Aristarkh Vasilevich Lentulov
Lentulov, Aristarkh Vasil’evich
Born Jan. 4 (16), 1882, in Nizhnee Lomovo, in present-day Penza Oblast; died Apr. 15, 1943, in Moscow. Soviet painter.
Lentulov attended art schools in Penza and Kiev between 1897 and 1907 and the St. Petersburg studio of D. N. Kardovskii between 1908 and 1910. He worked in Paris at the studio of H. Le Fauconnier in 1911. One of the organizers of the Jack of Diamonds Association in 1910, Lentulov became a member of the Association of Artists of Revolutionary Russia in 1926 and the Society of Moscow Artists in 1928. He was a professor at the Moscow Vkhutemas-Vkhutein (State Higher Arts and Technical Studios-Higher Art and Technical Institute) from 1919 and at the Moscow Art Institute from 1937 to 1943.

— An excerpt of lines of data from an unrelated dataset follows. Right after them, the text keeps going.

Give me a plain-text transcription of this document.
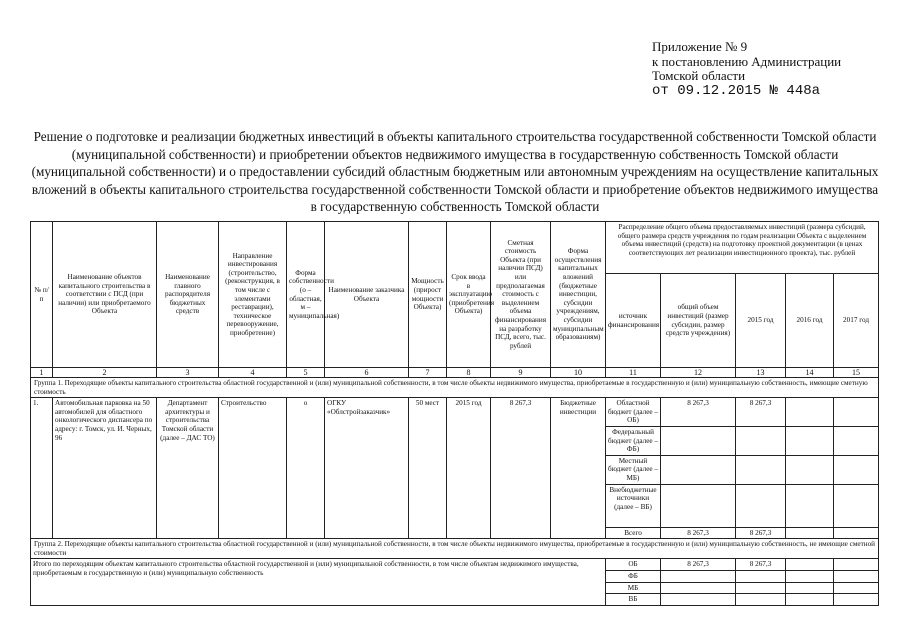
Приложение № 9
к постановлению Администрации
Томской области
от 09.12.2015 № 448а
Решение о подготовке и реализации бюджетных инвестиций в объекты капитального строительства государственной собственности Томской области (муниципальной собственности) и приобретении объектов недвижимого имущества в государственную собственность Томской области (муниципальной собственности) и о предоставлении субсидий областным бюджетным или автономным учреждениям на осуществление капитальных вложений в объекты капитального строительства государственной собственности Томской области и приобретение объектов недвижимого имущества в государственную собственность Томской области
№ п/п	Наименование объектов капитального строительства в соответствии с ПСД (при наличии) или приобретаемого Объекта	Наименование главного распорядителя бюджетных средств	Направление инвестирования (строительство, (реконструкция, в том числе с элементами реставрации), техническое перевооружение, приобретение)	Форма собственности (о – областная, м – муниципальная)	Наименование заказчика Объекта	Мощность (прирост мощности Объекта)	Срок ввода в эксплуатацию (приобретения Объекта)	Сметная стоимость Объекта (при наличии ПСД) или предполагаемая стоимость с выделением объема финансирования на разработку ПСД, всего, тыс. рублей	Форма осуществления капитальных вложений (бюджетные инвестиции, субсидии учреждениям, субсидии муниципальным образованиям)	Распределение общего объема предоставляемых инвестиций (размера субсидий, общего размера средств учреждения по годам реализации Объекта с выделением объема инвестиций (средств) на подготовку проектной документации (в ценах соответствующих лет реализации инвестиционного проекта), тыс. рублей				
										источник финансирования	общий объем инвестиций (размер субсидии, размер средств учреждения)	2015 год	2016 год	2017 год
1	2	3	4	5	6	7	8	9	10	11	12	13	14	15
Группа 1. Переходящие объекты капитального строительства областной государственной и (или) муниципальной собственности, в том числе объекты недвижимого имущества, приобретаемые в государственную и (или) муниципальную собственность, имеющие сметную стоимость														
1.	Автомобильная парковка на 50 автомобилей для областного онкологического диспансера по адресу: г. Томск, ул. И. Черных, 96	Департамент архитектуры и строительства Томской области (далее – ДАС ТО)	Строительство	о	ОГКУ «Облстройзаказчик»	50 мест	2015 год	8 267,3	Бюджетные инвестиции	Областной бюджет (далее – ОБ)	8 267,3	8 267,3		
										Федеральный бюджет (далее – ФБ)				
										Местный бюджет (далее – МБ)				
										Внебюджетные источники (далее – ВБ)				
										Всего	8 267,3	8 267,3		
Группа 2. Переходящие объекты капитального строительства областной государственной и (или) муниципальной собственности, в том числе объекты недвижимого имущества, приобретаемые в государственную и (или) муниципальную собственность, не имеющие сметной стоимости														
Итого по переходящим объектам капитального строительства областной государственной и (или) муниципальной собственности, в том числе объектам недвижимого имущества, приобретаемым в государственную и (или) муниципальную собственность										ОБ	8 267,3	8 267,3		
										ФБ				
										МБ				
										ВБ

Between 1910 and 1920, Lentulov was influenced by cubism, futurism, and orphism. At the same time he sought to endow his paintings with a distinct national character, drawing upon the motifs of pre-Petrine architecture and upon the traditions of icon painting and the liubok, or inexpensive popular print (Vasilii Blazhennyi, 1913; Chimes, 1915; At Iversk Chapel, 1916—all in the Tret’iakov Gallery). Beginning in the early 1920’s, Lentulov’s painting reflected a spontaneous, realistic perception of the world. In the 1920’s and 1930’s he painted industrial landscapes, portraits, and still lifes. Permeated with a sense of the fullness of being, these works are closer to nature and to the real objects being depicted (Cracking at the Oil Refinery, 1931; Vegetables, 1933—both in the Tret’iakov Gallery). Lentulov also worked as a set designer for the staging of the play The Spanish Curate by F. Beaumont and J. Fletcher (1934, the Second Moscow Art Theater, Moscow).